When you read the account of the recent spread of the Delta coronavirus in Victoria in The Age, it becomes clear that it has been a result of the irresponsible and reckless behaviour of the furniture removalists and their employer.
It is also clear that this variance groups at an alarmingly rapid rate and given the right circumstances: an apartment block, a large sporting arena, a school, and a naval base, then the consequences will be devastating.
This chart shows how it began:
From the removalists, who were not wearing masks, it very quickly spread to 26 other people. The removalists worked at a block of apartments, where they infected a man who went to a popular hotel in Melbourne and then to a football match at the MCG. This has become a super spreader event whose impact has yet to be fully understood.
This is called exponential growth and it is just beginning.
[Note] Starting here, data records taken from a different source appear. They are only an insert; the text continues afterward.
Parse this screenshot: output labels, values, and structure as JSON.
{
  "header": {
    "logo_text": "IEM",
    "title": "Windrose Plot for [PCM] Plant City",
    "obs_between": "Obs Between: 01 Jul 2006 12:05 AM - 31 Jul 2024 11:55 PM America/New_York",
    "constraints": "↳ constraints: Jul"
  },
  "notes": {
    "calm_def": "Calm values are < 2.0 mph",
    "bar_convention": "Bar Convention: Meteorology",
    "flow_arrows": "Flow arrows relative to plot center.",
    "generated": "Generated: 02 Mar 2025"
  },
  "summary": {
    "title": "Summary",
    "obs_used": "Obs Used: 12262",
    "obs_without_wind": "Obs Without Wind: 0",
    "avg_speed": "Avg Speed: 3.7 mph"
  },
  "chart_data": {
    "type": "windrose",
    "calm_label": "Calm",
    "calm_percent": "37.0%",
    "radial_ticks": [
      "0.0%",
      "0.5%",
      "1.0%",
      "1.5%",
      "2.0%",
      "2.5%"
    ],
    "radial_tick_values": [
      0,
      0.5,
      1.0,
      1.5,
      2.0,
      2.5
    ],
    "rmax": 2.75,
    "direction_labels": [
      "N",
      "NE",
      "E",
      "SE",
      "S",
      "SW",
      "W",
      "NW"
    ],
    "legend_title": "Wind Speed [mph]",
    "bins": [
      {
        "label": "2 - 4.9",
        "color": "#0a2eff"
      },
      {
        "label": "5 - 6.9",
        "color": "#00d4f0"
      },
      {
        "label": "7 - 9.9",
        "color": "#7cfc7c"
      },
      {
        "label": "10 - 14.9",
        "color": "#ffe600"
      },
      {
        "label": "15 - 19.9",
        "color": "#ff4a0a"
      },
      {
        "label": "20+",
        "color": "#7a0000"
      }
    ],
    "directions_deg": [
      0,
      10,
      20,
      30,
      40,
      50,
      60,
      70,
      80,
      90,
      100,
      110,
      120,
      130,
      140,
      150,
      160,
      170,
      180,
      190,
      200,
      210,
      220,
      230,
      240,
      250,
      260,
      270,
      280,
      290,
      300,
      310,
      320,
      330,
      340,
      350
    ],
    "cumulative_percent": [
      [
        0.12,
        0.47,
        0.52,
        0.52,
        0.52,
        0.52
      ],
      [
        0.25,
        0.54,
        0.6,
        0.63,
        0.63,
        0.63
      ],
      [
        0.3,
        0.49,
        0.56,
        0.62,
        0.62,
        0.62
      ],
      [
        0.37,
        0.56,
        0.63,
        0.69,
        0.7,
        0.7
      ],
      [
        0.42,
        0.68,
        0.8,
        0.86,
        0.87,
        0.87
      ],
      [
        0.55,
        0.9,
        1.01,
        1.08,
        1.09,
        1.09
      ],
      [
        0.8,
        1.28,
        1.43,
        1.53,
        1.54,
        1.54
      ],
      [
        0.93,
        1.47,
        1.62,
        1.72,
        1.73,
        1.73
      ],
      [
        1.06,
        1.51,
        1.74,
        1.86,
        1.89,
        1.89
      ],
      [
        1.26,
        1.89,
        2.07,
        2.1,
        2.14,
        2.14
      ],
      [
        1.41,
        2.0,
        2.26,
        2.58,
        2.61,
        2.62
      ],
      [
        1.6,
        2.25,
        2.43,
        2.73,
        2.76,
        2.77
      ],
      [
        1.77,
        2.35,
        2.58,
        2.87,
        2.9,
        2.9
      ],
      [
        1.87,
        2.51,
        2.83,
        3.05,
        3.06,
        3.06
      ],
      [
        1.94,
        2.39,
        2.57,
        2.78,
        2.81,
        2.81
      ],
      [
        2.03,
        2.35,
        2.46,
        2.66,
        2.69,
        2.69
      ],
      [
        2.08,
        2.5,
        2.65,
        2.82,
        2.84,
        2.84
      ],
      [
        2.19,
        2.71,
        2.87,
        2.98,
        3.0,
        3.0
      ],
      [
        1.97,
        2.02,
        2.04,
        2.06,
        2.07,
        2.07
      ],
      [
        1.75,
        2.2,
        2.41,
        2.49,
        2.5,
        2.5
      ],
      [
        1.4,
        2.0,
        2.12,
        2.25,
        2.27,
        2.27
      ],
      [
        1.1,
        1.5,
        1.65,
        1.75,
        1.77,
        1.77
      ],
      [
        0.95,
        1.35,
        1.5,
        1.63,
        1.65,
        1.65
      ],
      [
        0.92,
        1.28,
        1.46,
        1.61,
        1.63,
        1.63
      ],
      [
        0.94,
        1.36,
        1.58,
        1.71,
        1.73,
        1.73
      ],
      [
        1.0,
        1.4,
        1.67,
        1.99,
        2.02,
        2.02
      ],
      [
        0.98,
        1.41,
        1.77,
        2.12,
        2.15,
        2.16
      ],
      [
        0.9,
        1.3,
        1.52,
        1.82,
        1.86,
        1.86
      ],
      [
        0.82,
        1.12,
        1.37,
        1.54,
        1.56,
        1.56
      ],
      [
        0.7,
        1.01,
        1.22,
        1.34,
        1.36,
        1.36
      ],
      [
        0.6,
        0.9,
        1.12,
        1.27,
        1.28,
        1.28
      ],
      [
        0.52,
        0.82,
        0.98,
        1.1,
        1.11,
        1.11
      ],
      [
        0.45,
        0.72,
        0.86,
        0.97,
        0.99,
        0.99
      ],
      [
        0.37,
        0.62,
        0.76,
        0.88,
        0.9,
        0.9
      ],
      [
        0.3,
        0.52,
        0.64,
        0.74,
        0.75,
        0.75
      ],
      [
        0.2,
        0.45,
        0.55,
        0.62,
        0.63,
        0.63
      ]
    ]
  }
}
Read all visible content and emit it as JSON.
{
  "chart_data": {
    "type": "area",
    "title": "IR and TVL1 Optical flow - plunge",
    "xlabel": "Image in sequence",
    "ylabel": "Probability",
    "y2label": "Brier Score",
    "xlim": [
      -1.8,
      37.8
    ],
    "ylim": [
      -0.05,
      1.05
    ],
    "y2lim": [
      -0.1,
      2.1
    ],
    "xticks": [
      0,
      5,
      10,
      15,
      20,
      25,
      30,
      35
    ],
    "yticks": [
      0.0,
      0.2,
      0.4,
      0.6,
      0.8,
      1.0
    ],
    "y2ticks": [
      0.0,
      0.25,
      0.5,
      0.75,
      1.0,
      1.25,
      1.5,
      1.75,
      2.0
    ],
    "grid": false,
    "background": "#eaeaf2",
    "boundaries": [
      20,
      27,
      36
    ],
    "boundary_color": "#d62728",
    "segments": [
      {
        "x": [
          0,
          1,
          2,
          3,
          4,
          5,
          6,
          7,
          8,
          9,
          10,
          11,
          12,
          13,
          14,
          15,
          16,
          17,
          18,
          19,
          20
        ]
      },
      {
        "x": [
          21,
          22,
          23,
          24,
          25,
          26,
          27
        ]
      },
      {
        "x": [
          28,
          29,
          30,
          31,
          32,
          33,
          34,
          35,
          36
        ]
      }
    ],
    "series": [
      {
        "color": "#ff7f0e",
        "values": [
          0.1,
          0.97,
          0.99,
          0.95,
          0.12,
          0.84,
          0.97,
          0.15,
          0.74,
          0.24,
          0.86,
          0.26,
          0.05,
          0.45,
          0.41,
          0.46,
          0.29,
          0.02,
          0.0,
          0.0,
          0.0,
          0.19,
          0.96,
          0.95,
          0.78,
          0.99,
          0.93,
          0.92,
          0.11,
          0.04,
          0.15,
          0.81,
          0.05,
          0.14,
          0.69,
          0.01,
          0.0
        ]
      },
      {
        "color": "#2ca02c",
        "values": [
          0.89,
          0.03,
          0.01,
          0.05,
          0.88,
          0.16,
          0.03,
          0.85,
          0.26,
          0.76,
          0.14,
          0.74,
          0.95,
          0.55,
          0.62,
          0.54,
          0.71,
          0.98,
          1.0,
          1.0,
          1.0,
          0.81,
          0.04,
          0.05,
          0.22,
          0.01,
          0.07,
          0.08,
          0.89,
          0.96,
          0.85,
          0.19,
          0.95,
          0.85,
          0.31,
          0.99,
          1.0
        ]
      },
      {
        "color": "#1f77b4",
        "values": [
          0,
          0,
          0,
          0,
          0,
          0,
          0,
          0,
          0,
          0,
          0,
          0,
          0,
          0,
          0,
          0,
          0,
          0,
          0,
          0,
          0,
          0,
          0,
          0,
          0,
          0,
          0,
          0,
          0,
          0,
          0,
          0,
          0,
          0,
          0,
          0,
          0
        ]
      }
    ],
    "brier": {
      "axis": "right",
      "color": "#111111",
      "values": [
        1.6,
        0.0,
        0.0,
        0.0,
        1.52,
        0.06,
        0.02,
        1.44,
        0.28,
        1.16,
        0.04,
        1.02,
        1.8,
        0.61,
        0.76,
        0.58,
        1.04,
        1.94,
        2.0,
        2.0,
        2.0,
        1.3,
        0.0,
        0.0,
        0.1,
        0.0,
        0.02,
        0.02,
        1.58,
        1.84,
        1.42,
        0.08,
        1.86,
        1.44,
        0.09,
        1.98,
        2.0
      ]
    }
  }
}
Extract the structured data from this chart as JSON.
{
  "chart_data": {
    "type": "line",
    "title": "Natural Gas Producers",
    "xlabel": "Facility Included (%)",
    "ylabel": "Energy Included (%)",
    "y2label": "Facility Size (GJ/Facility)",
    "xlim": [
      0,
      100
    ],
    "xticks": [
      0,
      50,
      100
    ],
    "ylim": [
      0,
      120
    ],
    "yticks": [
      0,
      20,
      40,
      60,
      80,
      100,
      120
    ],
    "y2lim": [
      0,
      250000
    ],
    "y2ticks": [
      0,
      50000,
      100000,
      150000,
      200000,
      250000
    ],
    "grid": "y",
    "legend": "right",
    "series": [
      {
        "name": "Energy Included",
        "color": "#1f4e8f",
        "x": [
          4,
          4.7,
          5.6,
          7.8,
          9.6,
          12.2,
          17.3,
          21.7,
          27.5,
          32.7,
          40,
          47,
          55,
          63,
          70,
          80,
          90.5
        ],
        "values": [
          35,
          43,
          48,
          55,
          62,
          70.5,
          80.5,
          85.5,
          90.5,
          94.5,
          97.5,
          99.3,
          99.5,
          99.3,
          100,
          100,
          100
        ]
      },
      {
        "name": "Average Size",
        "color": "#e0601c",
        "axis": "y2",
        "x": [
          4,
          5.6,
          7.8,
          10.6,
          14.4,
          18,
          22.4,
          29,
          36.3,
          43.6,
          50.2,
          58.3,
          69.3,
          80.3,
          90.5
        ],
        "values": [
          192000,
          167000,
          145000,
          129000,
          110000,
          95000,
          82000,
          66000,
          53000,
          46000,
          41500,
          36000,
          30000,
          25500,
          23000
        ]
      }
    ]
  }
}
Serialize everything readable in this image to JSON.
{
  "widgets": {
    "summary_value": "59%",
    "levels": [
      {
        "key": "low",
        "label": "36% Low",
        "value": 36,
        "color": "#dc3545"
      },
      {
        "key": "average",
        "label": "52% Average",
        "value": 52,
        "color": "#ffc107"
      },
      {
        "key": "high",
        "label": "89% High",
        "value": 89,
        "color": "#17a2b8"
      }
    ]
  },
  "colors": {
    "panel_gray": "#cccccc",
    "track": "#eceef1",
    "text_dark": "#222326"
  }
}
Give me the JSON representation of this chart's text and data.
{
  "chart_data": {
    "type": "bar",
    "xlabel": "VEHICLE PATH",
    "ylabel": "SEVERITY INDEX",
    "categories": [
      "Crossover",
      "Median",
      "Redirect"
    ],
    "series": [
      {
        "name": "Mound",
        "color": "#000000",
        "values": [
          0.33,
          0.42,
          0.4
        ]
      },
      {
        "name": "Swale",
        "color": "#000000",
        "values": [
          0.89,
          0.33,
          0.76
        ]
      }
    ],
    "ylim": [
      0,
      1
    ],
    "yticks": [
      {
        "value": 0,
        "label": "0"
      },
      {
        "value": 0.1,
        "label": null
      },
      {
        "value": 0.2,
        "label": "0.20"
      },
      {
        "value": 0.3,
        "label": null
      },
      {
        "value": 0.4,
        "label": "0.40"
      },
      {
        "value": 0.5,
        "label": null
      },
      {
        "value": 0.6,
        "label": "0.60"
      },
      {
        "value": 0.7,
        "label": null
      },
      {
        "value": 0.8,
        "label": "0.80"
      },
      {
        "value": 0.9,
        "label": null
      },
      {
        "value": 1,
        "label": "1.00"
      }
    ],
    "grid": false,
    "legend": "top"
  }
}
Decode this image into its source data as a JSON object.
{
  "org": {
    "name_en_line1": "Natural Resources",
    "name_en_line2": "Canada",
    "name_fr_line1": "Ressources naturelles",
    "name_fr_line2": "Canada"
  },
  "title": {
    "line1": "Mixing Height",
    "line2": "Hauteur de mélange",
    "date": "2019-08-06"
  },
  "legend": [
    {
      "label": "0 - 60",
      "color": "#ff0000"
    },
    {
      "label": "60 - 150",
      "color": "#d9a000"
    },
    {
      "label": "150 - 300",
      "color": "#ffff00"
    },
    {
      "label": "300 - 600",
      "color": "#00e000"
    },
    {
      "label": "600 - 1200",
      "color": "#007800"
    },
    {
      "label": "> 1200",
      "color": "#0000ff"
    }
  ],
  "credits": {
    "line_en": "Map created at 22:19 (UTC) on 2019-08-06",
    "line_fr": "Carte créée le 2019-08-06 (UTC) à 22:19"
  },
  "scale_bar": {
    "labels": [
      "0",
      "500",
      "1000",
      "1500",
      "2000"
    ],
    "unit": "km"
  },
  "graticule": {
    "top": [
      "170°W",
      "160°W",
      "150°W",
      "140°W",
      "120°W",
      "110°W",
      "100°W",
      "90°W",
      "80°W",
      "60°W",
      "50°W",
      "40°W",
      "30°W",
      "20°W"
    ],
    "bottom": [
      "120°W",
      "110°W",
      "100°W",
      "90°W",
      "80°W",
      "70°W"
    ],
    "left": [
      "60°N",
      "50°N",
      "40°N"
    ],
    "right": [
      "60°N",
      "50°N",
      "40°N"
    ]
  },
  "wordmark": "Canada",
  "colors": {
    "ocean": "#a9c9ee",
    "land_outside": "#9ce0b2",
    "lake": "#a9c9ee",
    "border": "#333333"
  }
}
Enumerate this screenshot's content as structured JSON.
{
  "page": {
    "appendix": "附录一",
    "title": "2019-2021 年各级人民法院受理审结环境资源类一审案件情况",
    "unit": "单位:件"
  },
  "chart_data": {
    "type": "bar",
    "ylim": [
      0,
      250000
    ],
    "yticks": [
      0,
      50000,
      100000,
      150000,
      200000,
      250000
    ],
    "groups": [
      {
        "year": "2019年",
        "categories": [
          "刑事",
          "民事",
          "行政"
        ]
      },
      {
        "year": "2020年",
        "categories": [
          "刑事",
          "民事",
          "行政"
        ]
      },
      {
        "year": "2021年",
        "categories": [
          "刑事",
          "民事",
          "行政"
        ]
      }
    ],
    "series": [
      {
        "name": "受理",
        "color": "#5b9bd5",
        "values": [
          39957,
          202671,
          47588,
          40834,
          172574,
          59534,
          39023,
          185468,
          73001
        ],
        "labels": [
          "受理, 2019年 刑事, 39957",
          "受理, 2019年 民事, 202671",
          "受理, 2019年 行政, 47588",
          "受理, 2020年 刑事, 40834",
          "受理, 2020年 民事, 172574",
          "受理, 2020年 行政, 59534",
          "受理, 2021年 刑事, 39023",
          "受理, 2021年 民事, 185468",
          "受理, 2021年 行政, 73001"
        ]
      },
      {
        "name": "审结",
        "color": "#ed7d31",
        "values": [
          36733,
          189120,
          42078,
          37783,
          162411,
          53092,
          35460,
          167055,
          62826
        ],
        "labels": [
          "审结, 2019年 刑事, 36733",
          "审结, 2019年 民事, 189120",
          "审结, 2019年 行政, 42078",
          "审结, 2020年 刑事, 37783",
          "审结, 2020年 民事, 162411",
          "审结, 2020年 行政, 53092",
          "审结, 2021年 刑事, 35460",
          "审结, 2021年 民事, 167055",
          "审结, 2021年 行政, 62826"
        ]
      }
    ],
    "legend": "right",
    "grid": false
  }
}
So what do you do with the removals, who were not wearing masks when they were in the apartment complex and do not appear to have been following any form of protective protocols. Nor does it appear they were directed to do so by their employer.
As result of this behaviour, the entire state of Victoria is now into lockdown and case numbers appear to be escalating, making the odds of an extension of the lockdown fairly likely.
So what is the appropriate punishment? Lengthy imprisonment?
The name of the company should be published immediately so that it can be boycotted.
If the company requires a license to trade as a removalist, it should be suspended.
The individuals concerned should be arrested and charged.
There are three functions of the law: to punish, to provide retribution and to make an example.
It is important that this third one function swiftly and efficiently.